Went to bed at 4 in a strangers bed. woke up wearing scrubs, realized i was gonna be late for work so i just wore the same clothes as the day before... i don't have a toothbrush and im pretty sure there is leftover semen in my mouth. at some point i think i was at the beach cuz theres is sand in my underwear. i love newport already.
woke up with a sweatshirt on that said "someone special calls me grandma" and a sword. i'm just going to assume that it was a good night
im gonna call it quits for tonight... I am so drunk I dont even have the motor skills to masturbate
I'm so proud of your ability to turn my Charlie horse last night into anal sex.
Yeah he's still asleep. I washed the blender out. He tried to make a ham-shake. Lets wait until after break to have that talk. I kind of want to see where this goes.
Last night was the first night with all of the roommates, and what started as a calm night of light drinking got out of hand. There's a girl on my couch wearing only a fanny pack.
God dammit not the cupcake channel. Not when I'm high.
one of these days i'm gonna do a sparkly magical girl transformation into snoop dogg
The Vicodin is in the strawberries.
WHY IS SHE PANDERING YOU, A SIMPLE GOBLIN, TINY WEENER PICTURES OVER STATE LINES
I don't care if he's the coolest coworker, if he's living in his mom's basement at 30 you should not buy drugs from him
With my son watching me, I pulled down my pants and shit in her trash can.

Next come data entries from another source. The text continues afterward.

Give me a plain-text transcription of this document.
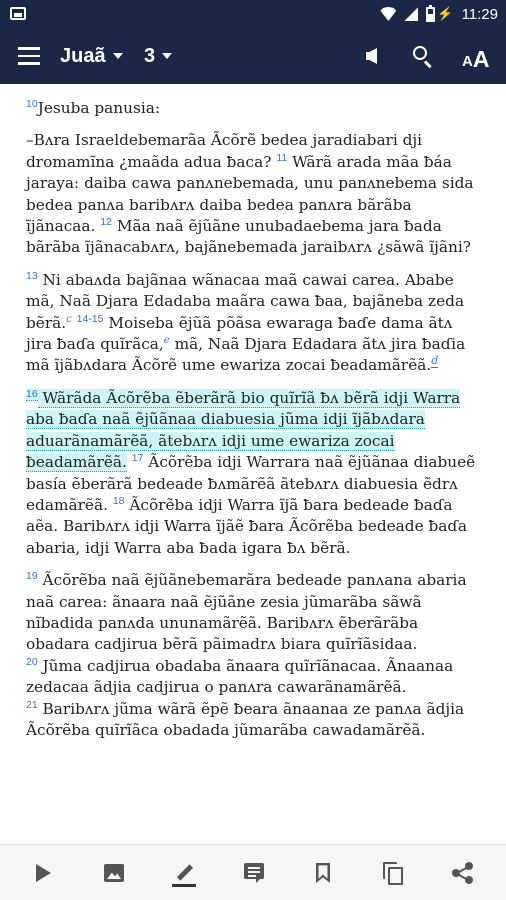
⚡ 11:29
Juaã 3	A A

$^{10}$Jesuba panusia:

–Bʌra Israeldebemarãa Ãcõrẽ bedea jaradiabari dji dromamĩna ¿maãda adua ƀaca? $^{11}$ Wãrã arada mãa ƀáa jaraya: daiba cawa panʌnebemada, unu panʌnebema sida bedea panʌa baribʌrʌ daiba bedea panʌra bãrãba ĩjãnacaa. $^{12}$ Mãa naã ẽjũãne unubadaebema jara ƀada bãrãba ĩjãnacabʌrʌ, bajãnebemada jaraibʌrʌ ¿sãwã ĩjãni?

$^{13}$ Ni abaʌda bajãnaa wãnacaa maã cawai carea. Ababe mã, Naã Djara Edadaba maãra cawa ƀaa, bajãneba zeda bẽrã.$^c$ $^{14-15}$ Moiseba ẽjũã põãsa ewaraga ƀaɗe dama ãtʌ jira ƀaɗa quĩrãca,$^e$ mã, Naã Djara Edadara ãtʌ jira ƀaɗia mã ĩjãbʌdara Ãcõrẽ ume ewariza zocai ƀeadamãrẽã.$^d$

$^{16}$ Wãrãda Ãcõrẽba ẽberãrã bio quĩrĩã ƀʌ bẽrã idji Warra aba ƀaɗa naã ẽjũãnaa diabuesia jũma idji ĩjãbʌdara aduarãnamãrẽã, ãtebʌrʌ idji ume ewariza zocai ƀeadamãrẽã. $^{17}$ Ãcõrẽba idji Warrara naã ẽjũãnaa diabueẽ basía ẽberãrã bedeade ƀʌmãrẽã ãtebʌrʌ diabuesia ẽdrʌ edamãrẽã. $^{18}$ Ãcõrẽba idji Warra ĩjã ƀara bedeade ƀaɗa aẽa. Baribʌrʌ idji Warra ĩjãẽ ƀara Ãcõrẽba bedeade ƀaɗa abaria, idji Warra aba ƀada igara ƀʌ bẽrã.

$^{19}$ Ãcõrẽba naã ẽjũãnebemarãra bedeade panʌana abaria naã carea: ãnaara naã ẽjũãne zesia jũmarãba sãwã nĩbadida panʌda ununamãrẽã. Baribʌrʌ ẽberãrãba obadara cadjirua bẽrã pãimadrʌ biara quĩrĩãsidaa.
$^{20}$ Jũma cadjirua obadaba ãnaara quĩrĩãnacaa. Ãnaanaa zedacaa ãdjia cadjirua o panʌra cawarãnamãrẽã.
$^{21}$ Baribʌrʌ jũma wãrã ẽpẽ ƀeara ãnaanaa ze panʌa ãdjia Ãcõrẽba quĩrĩãca obadada jũmarãba cawadamãrẽã.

You drunkenly told one of the campus security guards that you liked his headset. In return he introduced himself, lit your cig, and told us that if anyone was giving us shit to call and ask for him... Best campus security ever.
annnnd thats why you don't tip your waiter by flashing them
Somebody put William Shatner singing Bohemian Rhapsody on the jukebox, and the whole bar is about to riot.